There is, therefore, no necessity to rewrite history, and there is one strong positive argument against the 398 redating of Ezra’s coming. If the Chronicler wrote not later than 300, as is commonly supposed, he could not have confused the relative order of Ezra and Nehemiah, for there would have been many people living whose parents had seen Ezra and who would have told stories about him, but none whose parents had seen Nehemiah.

The alternative date of 428 meets the Biblical requirement of having the two men as contemporaries and removes objections 1, 2, and 4 above.
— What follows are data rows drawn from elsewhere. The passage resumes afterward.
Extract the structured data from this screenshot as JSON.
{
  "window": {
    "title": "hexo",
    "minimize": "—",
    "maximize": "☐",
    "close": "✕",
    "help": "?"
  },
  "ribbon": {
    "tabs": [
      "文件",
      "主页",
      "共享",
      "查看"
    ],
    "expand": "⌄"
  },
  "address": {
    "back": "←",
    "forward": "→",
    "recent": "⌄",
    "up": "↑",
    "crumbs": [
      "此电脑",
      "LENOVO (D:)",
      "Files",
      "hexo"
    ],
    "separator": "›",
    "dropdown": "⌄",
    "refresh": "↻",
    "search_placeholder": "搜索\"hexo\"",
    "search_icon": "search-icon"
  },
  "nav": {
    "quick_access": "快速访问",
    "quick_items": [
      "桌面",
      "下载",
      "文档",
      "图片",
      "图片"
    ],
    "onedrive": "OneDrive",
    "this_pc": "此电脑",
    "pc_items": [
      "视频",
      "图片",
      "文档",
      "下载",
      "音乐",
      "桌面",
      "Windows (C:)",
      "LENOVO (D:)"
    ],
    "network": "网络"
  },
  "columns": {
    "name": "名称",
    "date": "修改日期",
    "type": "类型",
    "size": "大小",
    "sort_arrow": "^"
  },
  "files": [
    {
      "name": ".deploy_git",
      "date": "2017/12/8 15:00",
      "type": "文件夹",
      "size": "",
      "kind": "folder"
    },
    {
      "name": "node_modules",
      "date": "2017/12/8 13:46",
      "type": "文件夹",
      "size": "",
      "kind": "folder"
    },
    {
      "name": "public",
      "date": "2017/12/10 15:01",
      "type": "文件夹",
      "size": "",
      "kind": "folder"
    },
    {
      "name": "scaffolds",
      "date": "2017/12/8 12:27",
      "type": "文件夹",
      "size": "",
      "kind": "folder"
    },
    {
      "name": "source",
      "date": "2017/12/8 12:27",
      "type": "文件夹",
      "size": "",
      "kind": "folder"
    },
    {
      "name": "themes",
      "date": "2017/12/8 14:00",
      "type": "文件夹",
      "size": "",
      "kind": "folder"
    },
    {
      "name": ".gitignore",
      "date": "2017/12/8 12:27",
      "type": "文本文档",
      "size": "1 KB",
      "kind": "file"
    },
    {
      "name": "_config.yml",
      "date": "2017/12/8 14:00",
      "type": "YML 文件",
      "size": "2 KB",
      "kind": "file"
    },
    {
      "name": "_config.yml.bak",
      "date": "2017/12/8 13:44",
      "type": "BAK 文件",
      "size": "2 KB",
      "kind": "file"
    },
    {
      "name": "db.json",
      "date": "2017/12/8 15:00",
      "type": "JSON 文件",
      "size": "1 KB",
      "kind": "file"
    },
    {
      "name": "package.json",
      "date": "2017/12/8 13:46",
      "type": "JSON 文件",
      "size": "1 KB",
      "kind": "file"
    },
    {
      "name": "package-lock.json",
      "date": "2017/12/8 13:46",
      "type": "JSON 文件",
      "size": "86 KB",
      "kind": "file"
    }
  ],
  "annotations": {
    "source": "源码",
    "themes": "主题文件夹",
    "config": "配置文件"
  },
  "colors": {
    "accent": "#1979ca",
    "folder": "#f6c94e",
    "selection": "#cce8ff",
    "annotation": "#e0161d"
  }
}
But, since these objections are not substantial, there is no need to make the textual alteration which would change the date.

Contents and outline.

News of disaster at Jerusalem sends Nehemiah, the king’s cupbearer, to prayer (1:1-11).

The king gives him permission to rebuild the city and its walls, and sends him to Jerusalem as governor (2:1-11).

He examines the work, and is opposed by local officials (2:12-20).

The list of builders and their areas of work (3:1-32).

Attempts by outsiders to stop the work by sarcasm and armed threats (4:1-23).

Trouble through the poor having mortgaged themselves and their property to the rich (5:1-9).

Nehemiah is accused of setting himself up as king (6:1-14).

The completion of the wall in fifty-two days. Material would have been on the spot after the abortive attempt of Ezra 4:12 (6:15-7:4).

Register of returned exiles, similar to that in Ezra 2. Nehemiah consults it before working out plans for the resettlement of the city (7:5-73).

Ezra and the Levites read and teach the law (8:1-18).

A prayer of national repentance, followed by a specific covenant (9:1-10:39).

A register of the inhabitants of Jerusalem and neighborhood (11:1-36).

A list of priests and Levites from the return until the end of the Pers. empire (12:1-26).

The ritual dedication of the wall, and arrangements for regular worship (12:27-13:3).

Nehemiah’s further reforms after his return from a visit to Persia (13:4-31).

Bibliography

For primary works see under Ezra, Book of; J. Stafford Wright, The Date of Ezra’s Coming to Jerusalem (1947, 1958); H. H. Rowley, “The Chronological Order of Ezra and Nehemiah,” included in The Servant of the Lord (1952); “Nehemiah’s Mission and its Background,” included in Men of God (1963).